Gemeinsam mit ihm reichen am Montag sechs Geschäftsleute die Sammelklage ein. „Wir fühlen uns von Verwaltung und Politik betrogen“, sagt Peter Boedecker, Inhaber des gleichnamigen Schuhgeschäfts. Umsatzausfälle seien groß, Arbeitsplätze bedroht, das ganze Umland betroffen. Der Schaden liege sicher in einem zweistelligen Millionenbereich, schätzt der Geschäftsmann. Auf mindestens zehn Millionen Euro pro Jahr beziffert ihn Schalk.

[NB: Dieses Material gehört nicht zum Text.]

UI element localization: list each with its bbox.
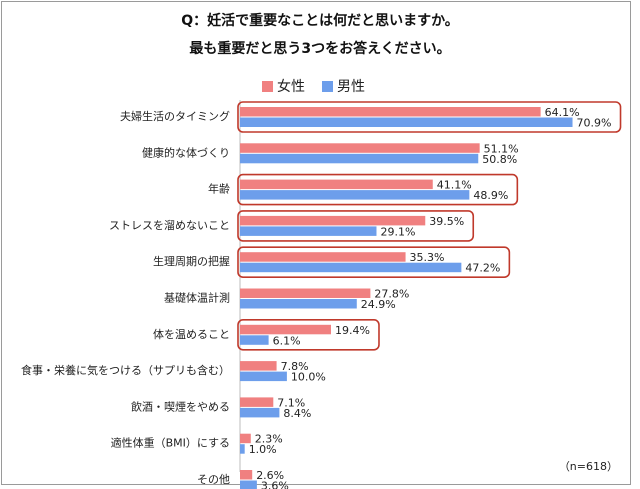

Etwa ein Drittel der Kunden käme aus dem rechtsrheinischen Umland wie Hockenheim, Reilingen oder Schwetzingen nach Speyer. „Sie kaufen vielleicht hier noch ein Auto, aber zur Inspektion kommen sie schon nicht mehr“, erklärt Schalk. Er begreife nicht, wieso Privatunternehmen so etwas Komplexes wie die SAP Arena in nur 30 Monaten bauen können, die Türkei einen Flughafen in vier Jahren, die Italiener die eingestürzte Brücke in Genua inzwischen fast fertiggestellt haben und hier alles Jahre dauere, die Hochstraße in Ludwigshafen sogar vielleicht 25 Jahre. „Das ist nicht mehr normal.“
Nicht nur Geschäftsleute haben sich in den Demonstrationszug eingereiht, auch Bürger aus Speyer. „Ich arbeite in Wiesloch und habe früher eine knappe halbe Stunde Fahrtzeit mit dem Auto gehabt. Über die Autobahn 61 sind es nun manchmal sogar zwei Stunden“, sagt Alice Gottschalk. Hinzu komme, dass die Fahrerei auch gefährlicher geworden sei, die Pendler verlören die Geduld, die Gefahr von Unfällen steige genau wie die Zahl der Lastwagen.
„Meine Tochter muss von Mutterstadt nach Heidelberg fahren“, ruft ein Speyerer dazwischen, „das ist mittlerweile eine Weltreise“, sagt er. Ihre Freundin habe ihren Job bereits gekündigt und sei auf die andere Rheinseite gezogen. Die Auswirkung der Sperrung der Salierbrücke ziehe weite Kreise, meint er. Ein anderer Mann ergänzt, er vermute vorsichtig geschätzt, dass der Schaden für die gesamte Region locker 50 Millionen Euro betrage.
Matthias Schalk ist mit der Zahl der Teilnehmer und der Diskussion zufrieden. „Natürlich könnte es mehr sein, aber wir stehen ja erst am Anfang.“ Für März 2020 plant er schon die nächste Aktion. Bis dahin wolle er abwarten, wie sich die Situation entwickelt und weiter um Unterstützung werben. Am Naturfreundehaus löst der Mannheimer den Protestzug auf und erfährt viel Lob und Dank für seine Aktion. „Und was machen wir jetzt?“, sagt eine Frau zu ihrem Mann. „Jetzt geh mer frihstügge“, antwortet er und nimmt sie an der Hand.